Every choice that you make optimizes for something.

In school, you optimize for your grades. On social media, you probably optimize for likes, retweets, and engagement. At an established company, you might optimize for quarterly profits.

Whenever you push in one direction – “study harder,” “post a spicy take,” “cut costs” – you’re implicitly following a rule that says one outcome is good, and another one is not.

Your objective function is that rule you follow. It’s the metric that determines whether you’re winning or losing at whatever game you’re playing. The problem is that we often choose the wrong objective function, or worse, we inherit an objective function from someone else without questioning its validity.

Goodhart’s Law

There’s a funny principle called Goodhart’s Law that states: “When a measure becomes a target, it ceases to be a good measure.”

In other words, once people know what metric they’re being judged on, they optimize for that metric, even if doing so undermines the very thing that the metric was supposed to measure.

Educators teach to a standardized test, rather than teaching kids to problem-solve or learn effectively.

Banks structure their balance sheets to pass Federal Reserve stress tests, rather than developing genuinely resilient risk management systems.

The scary part is that often, these misaligned approaches stem from a well-intentioned objective function. Good-hearted people pick clear, well-meaning metrics, but they still end up optimizing for a metric instead of the actual goal.

What kind of reasoning could have led to those flawed objective functions?

  • Education
    • Logic: The country wants to improve nationwide education and even out state-by-state disparity
    • The metric chosen (incorrectly): Standardized test scores across all schools and districts
    • The resulting objective function: Schools maximize for average standardized test score
  • Banking Regulation
    • Logic: Regulators want to protect the economy and ensure banks stay solvent
    • The metric chosen (incorrectly): Pass/fail rates on bank stress tests
    • The resulting objective function: Banks structure financial holdings to pass specific testing scenarios

Picking the wrong metric to track derails the whole exercise.

This is what picking the wrong objective function can do - you’re forced into actions that aren’t actually in line with what you wanted to accomplish. An outcome that only looks like it’s progressing.

Even worse, these actions look similar enough to the end goal that you can be led astray for a long time before you notice.

MBAs

I saw this play out in real time in business school. In theory, business school is where the most promising young adults go to maximize their career potential. But unfortunately, the vast majority of my classmates flooded into investment banking, consulting, and Big Tech, maximizing for the safety of the well-trodden path.

  • Logic: “I am spending significant time and money on business school, so I need to guarantee a strong financial (and socially-credible) return on this investment”
  • The metric chosen (incorrectly): Starting salary and prestige
  • Objective function: Maximize immediate compensation of first post-MBA role

The wrong objective function leads you down the wrong path. How did these students get convinced to optimize for the wrong metric? Well, here’s a picture from Wharton’s 2025 Class Profile.

Wharton Class Profile

Finding Better Objective Functions

At its core, this is all about incentive alignment. When you choose an objective function, you’re setting up the incentive structure that guides your decision-making. If your objective function is misaligned with what you actually value, your incentives will push you in the wrong direction.

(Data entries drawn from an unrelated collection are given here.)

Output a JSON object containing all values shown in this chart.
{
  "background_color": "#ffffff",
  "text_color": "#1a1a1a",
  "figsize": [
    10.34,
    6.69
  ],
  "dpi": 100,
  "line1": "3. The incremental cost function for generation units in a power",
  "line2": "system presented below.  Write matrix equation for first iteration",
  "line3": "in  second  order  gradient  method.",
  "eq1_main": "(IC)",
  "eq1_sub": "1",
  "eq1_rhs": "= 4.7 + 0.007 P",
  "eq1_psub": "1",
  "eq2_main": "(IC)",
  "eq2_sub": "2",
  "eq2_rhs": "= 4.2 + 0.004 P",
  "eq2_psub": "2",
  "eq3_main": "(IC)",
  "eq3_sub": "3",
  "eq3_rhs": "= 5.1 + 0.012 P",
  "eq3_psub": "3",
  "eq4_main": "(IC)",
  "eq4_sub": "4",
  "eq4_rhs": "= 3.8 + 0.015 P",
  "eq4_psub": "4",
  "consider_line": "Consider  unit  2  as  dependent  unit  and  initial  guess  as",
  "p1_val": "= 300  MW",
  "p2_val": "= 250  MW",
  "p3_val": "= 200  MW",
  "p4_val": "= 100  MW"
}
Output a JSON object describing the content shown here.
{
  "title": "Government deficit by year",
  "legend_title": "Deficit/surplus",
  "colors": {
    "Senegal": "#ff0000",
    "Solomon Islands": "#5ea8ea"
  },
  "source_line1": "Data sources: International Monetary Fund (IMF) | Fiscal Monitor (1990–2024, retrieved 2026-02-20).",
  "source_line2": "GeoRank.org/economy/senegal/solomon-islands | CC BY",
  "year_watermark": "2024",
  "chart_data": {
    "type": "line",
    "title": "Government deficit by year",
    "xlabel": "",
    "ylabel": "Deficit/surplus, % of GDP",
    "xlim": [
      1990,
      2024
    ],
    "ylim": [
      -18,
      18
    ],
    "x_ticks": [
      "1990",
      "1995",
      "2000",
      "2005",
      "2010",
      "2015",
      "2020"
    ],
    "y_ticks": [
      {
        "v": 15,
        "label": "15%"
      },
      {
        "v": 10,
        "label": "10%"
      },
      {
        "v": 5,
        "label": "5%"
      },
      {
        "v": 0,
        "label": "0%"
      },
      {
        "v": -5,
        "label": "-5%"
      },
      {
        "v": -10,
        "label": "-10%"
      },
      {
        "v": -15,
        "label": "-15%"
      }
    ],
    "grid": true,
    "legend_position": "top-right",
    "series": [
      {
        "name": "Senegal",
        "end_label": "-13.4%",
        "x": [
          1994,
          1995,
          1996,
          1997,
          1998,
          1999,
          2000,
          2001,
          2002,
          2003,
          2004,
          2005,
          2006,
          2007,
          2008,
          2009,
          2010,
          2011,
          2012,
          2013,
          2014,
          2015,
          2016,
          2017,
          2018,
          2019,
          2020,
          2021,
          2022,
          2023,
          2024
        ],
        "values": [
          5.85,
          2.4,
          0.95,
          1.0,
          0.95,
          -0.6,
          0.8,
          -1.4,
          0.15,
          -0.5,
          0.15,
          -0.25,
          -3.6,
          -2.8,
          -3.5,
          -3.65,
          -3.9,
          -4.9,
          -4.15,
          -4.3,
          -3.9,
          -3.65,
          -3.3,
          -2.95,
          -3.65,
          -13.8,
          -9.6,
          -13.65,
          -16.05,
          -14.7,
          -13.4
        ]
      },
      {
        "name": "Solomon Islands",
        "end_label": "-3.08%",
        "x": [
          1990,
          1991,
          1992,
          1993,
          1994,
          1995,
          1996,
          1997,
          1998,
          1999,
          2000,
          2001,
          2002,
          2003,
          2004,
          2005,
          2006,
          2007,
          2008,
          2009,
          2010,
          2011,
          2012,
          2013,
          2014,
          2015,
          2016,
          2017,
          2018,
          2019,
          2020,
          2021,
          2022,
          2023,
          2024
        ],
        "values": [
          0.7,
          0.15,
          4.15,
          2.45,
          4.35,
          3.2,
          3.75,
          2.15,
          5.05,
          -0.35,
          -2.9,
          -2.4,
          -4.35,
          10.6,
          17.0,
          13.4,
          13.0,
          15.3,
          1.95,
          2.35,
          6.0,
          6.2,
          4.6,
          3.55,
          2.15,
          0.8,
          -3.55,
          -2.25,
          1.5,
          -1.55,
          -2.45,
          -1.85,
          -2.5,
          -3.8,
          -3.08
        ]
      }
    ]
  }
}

The venture capitalist who optimizes for 0% company failure rate creates a system where founders are incentivized by said VC to play it safe. The grad student who optimizes for the safest path creates a system where their own talents and creativity are underutilized.

So to find the right objective function, ask yourself what actually matters to you in the domain you’re solving for. The challenge is that the things that truly matter are harder to measure than the proxies we typically use.

But just because something is hard to measure doesn’t mean it’s not worth optimizing for. If you’re not careful, you’ll spend years optimizing for the wrong game, then wonder why it doesn’t feel like you won anything at all.